Net sales for nine months period ended December stood at Rs 43.82 crore and net profit at Rs 1.71 crore with operating profit margin (OPM) of 21.4%. For FY 2010, net sales stood at Rs 46.5 crore and net profit at Rs 1.66 crore with operating profit margin (OPM) of 20.2%
The company intends to enter the capital market to raise money in the range of Rs 42 – 46 crore by issuing around 1.31 crore equity share of face value of Rs 10 each at the price range of Rs 32 to Rs 35 per share. It proposes to deploy Rs 31.94 crore from the net proceeds of the issue for setting up new facilities for manufacturing of high end duplex board cartons, shippers and printed corrugated boxes at Gujarat and Rs 4.96 crore for augmenting its long term working capital requirements. The Gujarat project is to be completed in Q3 of FY 2011-12. The proposed Gujarat plant will add high-end duplex board carton capacity of 15 lakh cartons per day, along with 5 tonnes per day of shippers and 7 tonnes per day of printed corrugated cartons. It is looking to enhance its existing customer base which comprises a large number of Indian and international companies, invest in high quality machinery and equipments to ensure efficient production and quality products.
Strengths
With the growth in the retail, pharma, food and beverage sectors, opportunity for growth in packaging industries has increased.
Net sales have increased at CAGR of 26% for the last 3 years.
Weaknesses
It faces competition from organized as well as unorganized players in the printing and packaging industry.

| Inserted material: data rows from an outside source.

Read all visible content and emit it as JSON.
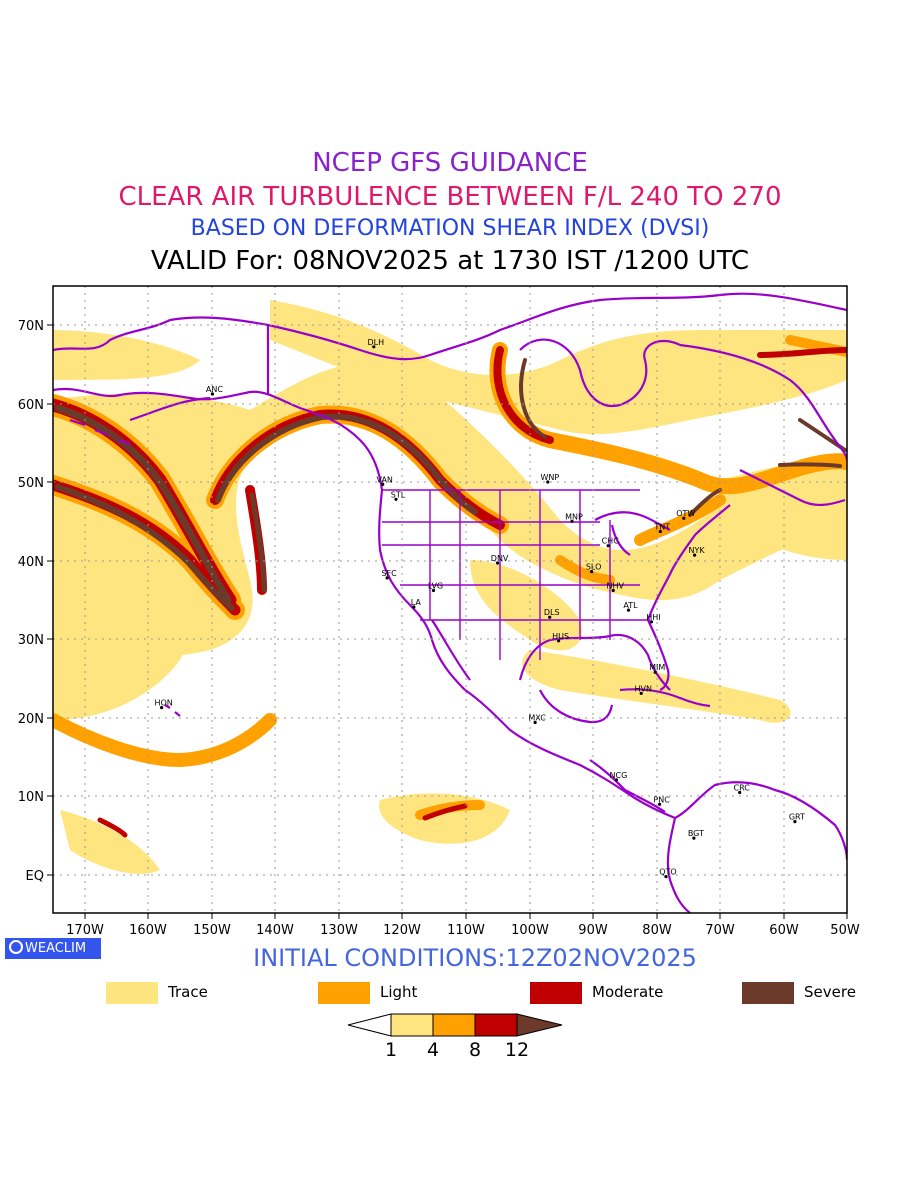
{
  "header": {
    "line1": "NCEP GFS GUIDANCE",
    "line2": "CLEAR AIR TURBULENCE BETWEEN F/L 240 TO 270",
    "line3": "BASED ON DEFORMATION SHEAR INDEX (DVSI)",
    "line4": "VALID For: 08NOV2025 at 1730 IST /1200 UTC"
  },
  "colors": {
    "line1": "#8822cc",
    "line2": "#e0186c",
    "line3": "#2244dd",
    "trace": "#ffe580",
    "light": "#ffa100",
    "moderate": "#c00000",
    "severe": "#6b3a2a",
    "boundary": "#9900cc"
  },
  "axes": {
    "lat_labels": [
      "70N",
      "60N",
      "50N",
      "40N",
      "30N",
      "20N",
      "10N",
      "EQ"
    ],
    "lon_labels": [
      "170W",
      "160W",
      "150W",
      "140W",
      "130W",
      "120W",
      "110W",
      "100W",
      "90W",
      "80W",
      "70W",
      "60W",
      "50W"
    ]
  },
  "stations": [
    {
      "name": "ANC",
      "lon": -149.9,
      "lat": 61.2
    },
    {
      "name": "DLH",
      "lon": -124.5,
      "lat": 67.2
    },
    {
      "name": "VAN",
      "lon": -123.1,
      "lat": 49.7
    },
    {
      "name": "STL",
      "lon": -121.0,
      "lat": 47.8
    },
    {
      "name": "WNP",
      "lon": -97.1,
      "lat": 50.0
    },
    {
      "name": "MNP",
      "lon": -93.3,
      "lat": 45.0
    },
    {
      "name": "OTW",
      "lon": -75.7,
      "lat": 45.4
    },
    {
      "name": "TNT",
      "lon": -79.4,
      "lat": 43.7
    },
    {
      "name": "CHC",
      "lon": -87.6,
      "lat": 41.9
    },
    {
      "name": "NYK",
      "lon": -74.0,
      "lat": 40.7
    },
    {
      "name": "SFC",
      "lon": -122.4,
      "lat": 37.8
    },
    {
      "name": "LVG",
      "lon": -115.1,
      "lat": 36.2
    },
    {
      "name": "DNV",
      "lon": -105.0,
      "lat": 39.7
    },
    {
      "name": "SLO",
      "lon": -90.2,
      "lat": 38.6
    },
    {
      "name": "NHV",
      "lon": -86.8,
      "lat": 36.2
    },
    {
      "name": "LA",
      "lon": -118.2,
      "lat": 34.1
    },
    {
      "name": "DLS",
      "lon": -96.8,
      "lat": 32.8
    },
    {
      "name": "ATL",
      "lon": -84.4,
      "lat": 33.7
    },
    {
      "name": "HHI",
      "lon": -80.8,
      "lat": 32.2
    },
    {
      "name": "HUS",
      "lon": -95.4,
      "lat": 29.8
    },
    {
      "name": "MIM",
      "lon": -80.2,
      "lat": 25.8
    },
    {
      "name": "HVN",
      "lon": -82.4,
      "lat": 23.1
    },
    {
      "name": "HON",
      "lon": -157.9,
      "lat": 21.3
    },
    {
      "name": "MXC",
      "lon": -99.1,
      "lat": 19.4
    },
    {
      "name": "NCG",
      "lon": -86.3,
      "lat": 12.1
    },
    {
      "name": "CRC",
      "lon": -66.9,
      "lat": 10.5
    },
    {
      "name": "PNC",
      "lon": -79.5,
      "lat": 9.0
    },
    {
      "name": "GRT",
      "lon": -58.2,
      "lat": 6.8
    },
    {
      "name": "BGT",
      "lon": -74.1,
      "lat": 4.7
    },
    {
      "name": "QTO",
      "lon": -78.5,
      "lat": -0.2
    }
  ],
  "footer": {
    "logo": "WEACLIM",
    "initial_conditions": "INITIAL CONDITIONS:12Z02NOV2025"
  },
  "legend": [
    {
      "label": "Trace",
      "color": "#ffe580"
    },
    {
      "label": "Light",
      "color": "#ffa100"
    },
    {
      "label": "Moderate",
      "color": "#c00000"
    },
    {
      "label": "Severe",
      "color": "#6b3a2a"
    }
  ],
  "colorbar": {
    "levels": [
      "1",
      "4",
      "8",
      "12"
    ]
  }
}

80% of sales comes from top 10 clients, out of which 54% comes from top 3 clients while 66% comes from top 5 clients. Incase, any customer decided to stop doing business with it, will lead to substantial impact on business.
The profitability level of the company is low on account of high interest and depreciation cost.
The promoter group entity, Parapack, is also engaged in the printing and packaging business. The business interests of promoter group entities can lead to a conflict of interest.
The business is highly working capital intensive.
Valuation
The company has set a price band of Rs 32 to Rs 35 per equity share of Rs 10 face value. At the lower band of Rs 32 per share, the P/E would be 37.4 times the annualized EPS of Rs 0.9 for the nine months ended December 2010 (on post-IPO equity) and 51.5 times the EPS of Rs 0.6 (on post-IPO equity) for FY 2010. At the upper price band of Rs 35 per share, the P/E would be 40.9 times the annualized EPS for the nine months ended December 2010 and 56.4 times the EPS for FY10. In the packaging industry, the comparable companies such as TCPL Packaging, Uflex trade at P/E of around 5 times their nine-month annualized EPS.